Language models have become an integral part of natural language processing, assisting in tasks like text generation, translation, and sentiment analysis. Their efficiency and accuracy, however, greatly rely on quality training datasets. Creating such datasets can be a complex process, involving the elimination of irrelevant or harmful content, removal of duplicates, and the selection of valuable data sources.
Traditional methods of dataset curation usually depend on heuristic-based filtering, deduplication and sourcing data from large web crawls. These methods, while somewhat successful, often lack standardized benchmarks, creating inconsistency in evaluating language model performance. This inconsistency can make it challenging to determine the best data curation strategies, thereby slowing progress in the field.
To address these gaps, researchers from Apple, the University of Washington and several other institutions have introduced DataComp for Language Models (DCLM). They also recently open-sourced the DCIM models and datasets on the Hugging Face Platform, including DCLM-7B, DCLM-1B, dclm-7b-it, DCLM-7B-8k, dclm-baseline-1.0, and dclm-baseline-1.0-parquet.

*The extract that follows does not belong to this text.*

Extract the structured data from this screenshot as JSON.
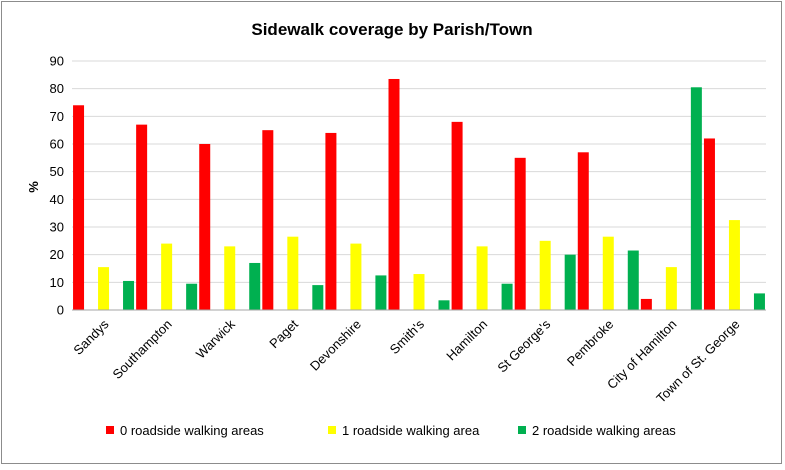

The DCLM framework provides a standardized approach to dataset curation, allowing for a suite of 53 consistent and comparable experiments.
The DCLM’s structured workflow, ranging from 412M to 7B parameters, empowers researchers to experiment with deduplication, filtering, and data mixing strategies. They can train models using a standardized training recipe and specific hyperparameters, with model performances evaluated on a suite of downstream tasks giving a precise measure of dataset quality.

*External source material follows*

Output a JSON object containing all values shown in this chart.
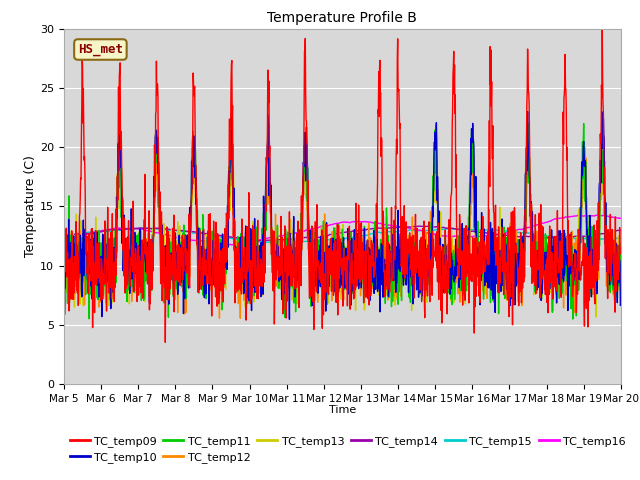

The implementation of DCLM has notably improved language model training. For example, a baseline dataset created using DCLM allowed for the training of a 7B parameter language model from scratch. This model achieved a substantial improvement over the previous state-of-the-art open-data language model, MAP-Neo.

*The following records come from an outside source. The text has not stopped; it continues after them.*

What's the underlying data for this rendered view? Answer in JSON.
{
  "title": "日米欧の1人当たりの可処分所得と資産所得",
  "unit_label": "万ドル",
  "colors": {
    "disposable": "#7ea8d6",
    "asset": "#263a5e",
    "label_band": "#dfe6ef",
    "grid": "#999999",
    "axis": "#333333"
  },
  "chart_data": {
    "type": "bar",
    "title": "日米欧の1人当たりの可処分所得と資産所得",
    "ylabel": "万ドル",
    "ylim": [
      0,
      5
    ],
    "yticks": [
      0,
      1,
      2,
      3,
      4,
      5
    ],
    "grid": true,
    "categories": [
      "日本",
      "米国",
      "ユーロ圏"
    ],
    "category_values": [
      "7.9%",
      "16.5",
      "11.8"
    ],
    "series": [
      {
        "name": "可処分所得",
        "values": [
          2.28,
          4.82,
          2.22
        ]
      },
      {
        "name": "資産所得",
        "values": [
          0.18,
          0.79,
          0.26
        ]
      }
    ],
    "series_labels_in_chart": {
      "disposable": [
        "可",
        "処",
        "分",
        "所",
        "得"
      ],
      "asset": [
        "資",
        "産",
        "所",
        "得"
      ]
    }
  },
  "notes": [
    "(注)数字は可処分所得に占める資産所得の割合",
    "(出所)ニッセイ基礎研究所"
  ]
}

The scalability of the DCLM framework has been proven by conducting large-scale experiments using DCLM-Pool, a corpus of 240 trillion tokens derived from Common Crawl. The experiments revealed the essential role of model-based filtering in compiling high-quality training sets. The DCLM baseline dataset continually surpassed other open-source datasets like RefinedWeb and RedPajama in various evaluations.
To ascertain the effects of various data curation techniques, the research team compared text extraction methods and found significant improvements in downstream performance. They also assessed several model-based quality filtering strategies, with the fastText OH-2.5 + ELI5 classifier proving to be the most effective.
In summary, the introduction of DCLM allows researchers to conduct controlled experiments and determine the best strategies for improving language models. It provides a standardized approach to dataset curation, setting a new benchmark for dataset quality. It also demonstrates the potential for significant performance improvements with less computational resources. By training models on quality datasets, the effectiveness of language models can be enhanced significantly.